The Story
Golf came to this ridge of rolling Sandhills in 1906, when a rudimentary nine was laid out by James Peacock and James MacNab, two men then working under Donald Ross in Pinehurst. Ross himself soon took the commission in hand, expanding and rebuilding the course through the 1910s over land bolder than almost anything he had at Pinehurst — real elevation change, tumbling ridges, greens perched where the ground wanted them.
The club lived a full and unpretentious twentieth century. The Philadelphia Phillies held spring training on the property before the First World War. Sam Snead came through in November 1946 and shot a course-record 63, beating Ben Hogan head-to-head. And in 1951 the local Elks Lodge bought the course from the town for just under $60,000 — beginning seventy years as the area's beloved, slightly scruffy members' course, a Ross original hiding behind a fraternal-lodge sign while the golf world drove past to Pinehurst.
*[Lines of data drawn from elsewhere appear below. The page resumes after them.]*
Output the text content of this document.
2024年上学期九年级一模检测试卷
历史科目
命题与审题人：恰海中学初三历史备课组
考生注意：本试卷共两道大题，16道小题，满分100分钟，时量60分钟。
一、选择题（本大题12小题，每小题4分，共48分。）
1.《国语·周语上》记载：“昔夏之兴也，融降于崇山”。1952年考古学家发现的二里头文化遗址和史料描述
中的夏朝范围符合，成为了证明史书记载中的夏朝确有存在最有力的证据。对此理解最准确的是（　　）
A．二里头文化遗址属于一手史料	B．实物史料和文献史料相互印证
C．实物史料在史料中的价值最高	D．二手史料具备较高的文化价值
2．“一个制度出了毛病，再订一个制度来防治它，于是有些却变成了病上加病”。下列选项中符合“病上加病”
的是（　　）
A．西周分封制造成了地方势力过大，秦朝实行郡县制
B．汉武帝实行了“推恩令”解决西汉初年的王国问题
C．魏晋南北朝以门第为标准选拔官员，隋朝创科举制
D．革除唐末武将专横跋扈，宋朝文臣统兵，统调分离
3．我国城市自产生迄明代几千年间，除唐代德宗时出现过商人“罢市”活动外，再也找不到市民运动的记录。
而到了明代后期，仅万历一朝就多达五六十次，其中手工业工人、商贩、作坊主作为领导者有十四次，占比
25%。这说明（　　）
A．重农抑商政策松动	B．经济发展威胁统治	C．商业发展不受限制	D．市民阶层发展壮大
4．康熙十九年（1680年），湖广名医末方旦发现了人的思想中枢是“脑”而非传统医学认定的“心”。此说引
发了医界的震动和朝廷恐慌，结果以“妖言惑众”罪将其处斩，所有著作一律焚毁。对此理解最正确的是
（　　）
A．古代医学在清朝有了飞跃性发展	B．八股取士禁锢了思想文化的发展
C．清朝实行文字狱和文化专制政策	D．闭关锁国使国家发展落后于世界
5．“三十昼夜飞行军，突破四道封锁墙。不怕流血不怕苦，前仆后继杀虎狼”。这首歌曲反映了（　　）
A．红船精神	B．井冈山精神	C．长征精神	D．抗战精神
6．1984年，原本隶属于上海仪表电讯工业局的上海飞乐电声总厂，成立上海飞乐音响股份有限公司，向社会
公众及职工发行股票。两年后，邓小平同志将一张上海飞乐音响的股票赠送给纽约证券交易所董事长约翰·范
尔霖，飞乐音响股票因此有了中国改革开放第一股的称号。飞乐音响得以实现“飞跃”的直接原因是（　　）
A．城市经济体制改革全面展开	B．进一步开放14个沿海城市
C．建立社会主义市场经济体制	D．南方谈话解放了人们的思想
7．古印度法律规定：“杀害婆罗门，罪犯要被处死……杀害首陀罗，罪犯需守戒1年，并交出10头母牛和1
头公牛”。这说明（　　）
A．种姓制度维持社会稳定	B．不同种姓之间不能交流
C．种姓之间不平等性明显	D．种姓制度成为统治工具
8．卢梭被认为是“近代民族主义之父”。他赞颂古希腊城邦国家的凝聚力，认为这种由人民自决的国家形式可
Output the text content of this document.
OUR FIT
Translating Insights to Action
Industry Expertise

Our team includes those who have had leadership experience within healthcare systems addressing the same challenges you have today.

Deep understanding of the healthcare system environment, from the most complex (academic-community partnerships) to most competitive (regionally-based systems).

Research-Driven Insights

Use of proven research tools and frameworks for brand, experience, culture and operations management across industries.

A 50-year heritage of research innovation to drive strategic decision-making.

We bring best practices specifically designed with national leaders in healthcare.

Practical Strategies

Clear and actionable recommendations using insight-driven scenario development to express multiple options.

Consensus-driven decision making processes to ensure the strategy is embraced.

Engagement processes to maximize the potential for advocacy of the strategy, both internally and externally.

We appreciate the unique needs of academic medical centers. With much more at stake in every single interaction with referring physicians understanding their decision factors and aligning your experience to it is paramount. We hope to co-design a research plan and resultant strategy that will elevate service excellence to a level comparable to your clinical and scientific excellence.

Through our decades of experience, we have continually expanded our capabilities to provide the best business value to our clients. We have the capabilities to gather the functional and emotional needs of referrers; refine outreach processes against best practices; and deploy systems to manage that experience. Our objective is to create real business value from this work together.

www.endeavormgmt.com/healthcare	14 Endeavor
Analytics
In 2020 the family behind Pine Needles and Mid Pines bought Southern Pines and handed it to Kyle Franz, the restorer who had already revived its two sister courses. Franz expanded the greens, replaced turf lines with rustling native sandscapes, removed some 700 trees to reopen the long views across the ridges — and rebuilt Ross's 'lost hole,' a short par 3 the architect created around 1911 that had vanished from the routing, now waiting as a nineteenth-hole bonus.
Since reopening in September 2021, Southern Pines has been the Sandhills' great rediscovery: the course architecture pilgrims now argue might be the most naturally gifted Ross site in the cradle of American golf. Playing it feels like being let in on a secret the Elks kept for seventy years.